The presence of the Farley Mowat, the storm, and the assaults on and arrests of the Sea Shepherd crew have provoked international media interest in the seal slaughter. Yesterday, Captain Paul Watson did onboard telephone interviews with journalists from Los Angles to Auckland, from Barcelona to Mexico City, from London to Amsterdam.
The international movement against the horrifically-cruel and ecologically-damaging seal slaughter is building. Seafood distributors, restaurants, and individuals are signing onto the Canadian seafood boycott.
The empty rhetoric of the Canadian Department of Fisheries and Oceans is no longer credible. The DFO says that the sealers only kill adult seals yet every seal kill documented by our crew was between three and six weeks of age. Most of them were born just a month ago.
The DFO says that the hunt is humane and every seal dies instantly. We have observed once again that this is a lie. We saw sealers kick pups in the face and skin them as they writhed in agony on the ice. If the hunt is as humane as the government insists then why do they ban cameras from the ice without official permission? The censorship is blatant and few believe the DFO's lies anymore.
The DFO is no longer saying the seals are a threat to the recovery of the cod. They make insinuations that this is so and they let the sealers broadcast this lie. However, they do not openly admit to the fact that the seal slaughter is actually a threat to the recovery of the cod because they keep other fish species that prey upon cod in check.

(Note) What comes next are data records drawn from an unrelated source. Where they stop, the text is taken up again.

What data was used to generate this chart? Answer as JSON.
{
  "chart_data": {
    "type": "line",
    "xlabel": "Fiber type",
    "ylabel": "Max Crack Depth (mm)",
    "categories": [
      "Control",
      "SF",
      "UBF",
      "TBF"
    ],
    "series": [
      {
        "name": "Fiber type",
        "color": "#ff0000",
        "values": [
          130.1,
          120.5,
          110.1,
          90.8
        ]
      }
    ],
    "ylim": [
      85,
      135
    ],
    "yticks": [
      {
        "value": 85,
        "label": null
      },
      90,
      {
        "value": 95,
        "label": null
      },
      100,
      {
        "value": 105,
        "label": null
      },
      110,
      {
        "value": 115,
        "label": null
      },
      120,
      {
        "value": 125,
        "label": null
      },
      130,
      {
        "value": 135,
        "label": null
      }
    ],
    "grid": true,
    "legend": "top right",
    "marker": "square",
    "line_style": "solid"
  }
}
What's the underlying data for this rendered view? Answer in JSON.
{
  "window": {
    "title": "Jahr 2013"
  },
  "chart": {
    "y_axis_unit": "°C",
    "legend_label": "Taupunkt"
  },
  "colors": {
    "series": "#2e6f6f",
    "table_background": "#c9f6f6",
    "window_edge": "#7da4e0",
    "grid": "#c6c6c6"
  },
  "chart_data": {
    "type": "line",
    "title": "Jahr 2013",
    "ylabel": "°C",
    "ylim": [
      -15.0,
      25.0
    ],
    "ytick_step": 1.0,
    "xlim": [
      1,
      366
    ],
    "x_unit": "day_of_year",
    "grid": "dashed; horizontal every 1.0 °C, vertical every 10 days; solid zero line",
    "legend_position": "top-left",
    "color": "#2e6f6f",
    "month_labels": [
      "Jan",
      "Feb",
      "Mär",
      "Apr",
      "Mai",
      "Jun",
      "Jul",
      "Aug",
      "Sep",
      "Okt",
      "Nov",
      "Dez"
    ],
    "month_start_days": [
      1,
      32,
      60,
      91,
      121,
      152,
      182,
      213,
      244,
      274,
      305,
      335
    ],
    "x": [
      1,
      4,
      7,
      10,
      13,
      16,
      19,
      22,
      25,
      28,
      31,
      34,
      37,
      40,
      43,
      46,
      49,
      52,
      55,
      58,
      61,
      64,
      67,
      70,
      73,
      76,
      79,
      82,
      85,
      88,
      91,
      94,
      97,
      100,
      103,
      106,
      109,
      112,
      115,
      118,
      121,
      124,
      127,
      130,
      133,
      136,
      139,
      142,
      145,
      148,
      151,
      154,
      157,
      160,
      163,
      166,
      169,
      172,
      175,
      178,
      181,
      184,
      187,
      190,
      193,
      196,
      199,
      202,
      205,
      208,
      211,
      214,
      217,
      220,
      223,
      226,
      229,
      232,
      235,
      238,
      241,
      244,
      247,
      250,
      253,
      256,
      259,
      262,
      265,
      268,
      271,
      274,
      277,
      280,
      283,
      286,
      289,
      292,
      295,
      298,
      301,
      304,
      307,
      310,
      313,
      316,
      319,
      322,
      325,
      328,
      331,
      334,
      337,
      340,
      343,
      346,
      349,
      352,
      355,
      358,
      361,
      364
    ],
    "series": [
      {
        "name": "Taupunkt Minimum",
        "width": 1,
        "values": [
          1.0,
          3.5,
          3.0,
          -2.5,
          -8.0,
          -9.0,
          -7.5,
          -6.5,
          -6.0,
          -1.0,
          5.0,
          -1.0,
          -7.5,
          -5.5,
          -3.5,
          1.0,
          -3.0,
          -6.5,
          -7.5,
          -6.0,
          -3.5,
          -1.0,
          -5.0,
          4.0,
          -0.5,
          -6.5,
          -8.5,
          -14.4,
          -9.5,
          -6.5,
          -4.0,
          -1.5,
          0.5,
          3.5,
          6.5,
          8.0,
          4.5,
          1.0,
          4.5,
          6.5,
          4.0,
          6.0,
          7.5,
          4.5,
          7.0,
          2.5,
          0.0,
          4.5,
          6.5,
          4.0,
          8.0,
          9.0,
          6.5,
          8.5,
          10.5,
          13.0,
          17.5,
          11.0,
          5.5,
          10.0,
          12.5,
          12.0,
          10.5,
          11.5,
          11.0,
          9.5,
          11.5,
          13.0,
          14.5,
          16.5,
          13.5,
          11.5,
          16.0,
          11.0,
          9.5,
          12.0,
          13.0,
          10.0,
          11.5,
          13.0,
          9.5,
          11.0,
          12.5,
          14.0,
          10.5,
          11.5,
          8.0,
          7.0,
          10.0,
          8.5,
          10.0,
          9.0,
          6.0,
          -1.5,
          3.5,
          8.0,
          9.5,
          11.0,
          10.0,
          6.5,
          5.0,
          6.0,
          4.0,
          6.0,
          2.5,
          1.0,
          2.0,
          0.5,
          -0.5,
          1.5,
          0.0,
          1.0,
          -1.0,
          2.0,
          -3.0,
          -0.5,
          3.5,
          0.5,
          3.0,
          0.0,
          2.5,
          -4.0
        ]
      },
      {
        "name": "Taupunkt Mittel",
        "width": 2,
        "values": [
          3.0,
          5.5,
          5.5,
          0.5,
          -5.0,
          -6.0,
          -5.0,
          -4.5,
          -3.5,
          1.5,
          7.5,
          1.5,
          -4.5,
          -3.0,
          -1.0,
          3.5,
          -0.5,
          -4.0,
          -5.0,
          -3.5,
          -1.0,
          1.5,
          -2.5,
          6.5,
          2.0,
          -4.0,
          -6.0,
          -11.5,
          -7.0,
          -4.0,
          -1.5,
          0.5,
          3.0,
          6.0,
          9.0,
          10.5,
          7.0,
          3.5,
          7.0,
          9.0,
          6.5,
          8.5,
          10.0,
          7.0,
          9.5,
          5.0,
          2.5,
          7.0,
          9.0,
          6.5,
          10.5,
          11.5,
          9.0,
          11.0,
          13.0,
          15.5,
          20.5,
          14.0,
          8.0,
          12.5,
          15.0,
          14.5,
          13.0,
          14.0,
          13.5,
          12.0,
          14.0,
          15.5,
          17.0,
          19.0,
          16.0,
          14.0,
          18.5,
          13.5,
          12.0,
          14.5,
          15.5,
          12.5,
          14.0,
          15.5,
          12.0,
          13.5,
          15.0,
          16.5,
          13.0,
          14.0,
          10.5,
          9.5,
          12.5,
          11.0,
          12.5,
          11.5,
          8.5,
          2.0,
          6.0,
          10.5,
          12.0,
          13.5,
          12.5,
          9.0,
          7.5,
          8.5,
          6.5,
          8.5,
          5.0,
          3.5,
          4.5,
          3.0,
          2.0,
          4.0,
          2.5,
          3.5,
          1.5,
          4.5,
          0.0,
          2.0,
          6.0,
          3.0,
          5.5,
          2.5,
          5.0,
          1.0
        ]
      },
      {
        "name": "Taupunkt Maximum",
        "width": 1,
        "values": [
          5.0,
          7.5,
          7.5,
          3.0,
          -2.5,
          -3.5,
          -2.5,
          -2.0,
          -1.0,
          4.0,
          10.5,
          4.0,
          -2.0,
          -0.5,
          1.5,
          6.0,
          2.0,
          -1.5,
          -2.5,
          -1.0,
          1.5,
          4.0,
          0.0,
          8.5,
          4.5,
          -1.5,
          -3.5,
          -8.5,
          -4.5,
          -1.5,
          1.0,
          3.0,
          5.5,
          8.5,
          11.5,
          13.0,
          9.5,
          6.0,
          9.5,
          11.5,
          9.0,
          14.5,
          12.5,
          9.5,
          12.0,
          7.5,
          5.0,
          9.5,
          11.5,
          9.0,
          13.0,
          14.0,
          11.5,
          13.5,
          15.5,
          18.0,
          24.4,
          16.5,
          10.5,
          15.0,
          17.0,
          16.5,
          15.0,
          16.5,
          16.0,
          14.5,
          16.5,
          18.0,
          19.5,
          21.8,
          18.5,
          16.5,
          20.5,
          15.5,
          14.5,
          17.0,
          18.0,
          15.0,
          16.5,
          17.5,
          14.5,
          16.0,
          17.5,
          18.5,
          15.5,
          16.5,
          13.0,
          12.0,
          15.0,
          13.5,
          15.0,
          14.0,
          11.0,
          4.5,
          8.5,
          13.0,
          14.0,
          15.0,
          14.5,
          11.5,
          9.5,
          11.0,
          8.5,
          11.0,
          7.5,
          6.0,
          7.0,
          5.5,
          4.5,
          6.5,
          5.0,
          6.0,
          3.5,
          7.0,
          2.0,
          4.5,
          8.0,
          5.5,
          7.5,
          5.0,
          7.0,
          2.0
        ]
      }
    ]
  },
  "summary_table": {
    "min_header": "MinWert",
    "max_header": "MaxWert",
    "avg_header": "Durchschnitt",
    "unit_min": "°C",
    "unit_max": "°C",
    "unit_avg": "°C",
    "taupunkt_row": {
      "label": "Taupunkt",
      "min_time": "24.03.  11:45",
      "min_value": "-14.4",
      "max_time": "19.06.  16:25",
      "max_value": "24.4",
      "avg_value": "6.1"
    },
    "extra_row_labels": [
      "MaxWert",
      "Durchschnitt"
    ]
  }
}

We also were able to expose the incredible irresponsibility of the Canadian Department of Fisheries and Oceans in issuing sealing licenses to vessels that clearly have no business being in these ice conditions. The Canadian Department of Transport should also be held accountable for allowing these vessels into the Gulf under such conditions. Nothing is being said about the oil pollution from the sinking of the vessels and little is being said about the lack of resources to address the numerous distress alerts issued by the sealers.
The Canadian Department of Fisheries and Oceans also promotes the myth that the sealer is a hard-working courageous man just trying to support his family by participating in a dangerous occupation in harsh conditions.
Yet the truth is, that there is nothing courageous about walking around in a nursery bashing baby seals in the head. The amount of money each sealer makes is relatively small - on average only $800 and the costs to many of them will be significantly more this year due to losses of vessels and equipment.
And when these "brave hardy men" fall to the fury of the elements, they are quick to go running for help to the Coast Guard with pleas for ice-breaking assistance and help in finding seals to kill. Now many of them are scurrying home to Newfoundland and the Magdalen Islands with few seals and tales of woe.
The true heroes out here on these remote ice floes are the young seals who valiantly attempt to escape their killers and whose cries echo mournfully across the blood stained ice. The crew of the Farley Mowat have seen so many of them try to defend themselves from the cruel hak-a-pik and attempt to cling to life as their skin is ripped from their convulsing bodies.
And above them, knife in hand, cigarette dangling from cruel lips, an ignorant, uneducated, inbred, sadistic brute sneers, and slices the young body from throat to groin exposing the beating heart that still throbs with life and futile hope.
This is mankind at his most extreme savagery and there is little that is noble or inspiring in such an image.
For out here on the frigid harsh expanse of drifting ice, mankind wallows in the terrible darkness of his own cruelty and contempt for life.
When these men go to church in the next few days, they will confess their sins and be absolved, but the stain, the stench, and the vicious evil of their actions out here on the ice will forever be etched into the book of humanity in yet another testament to our dark and base nature.
Will we ever escape from this hell that envelops our soul? A first step in such a direction would be the abolishment of this obscenity, this horrific slaughter and destruction of innocence, this ecological insanity and national curse called the Canadian seal hunt.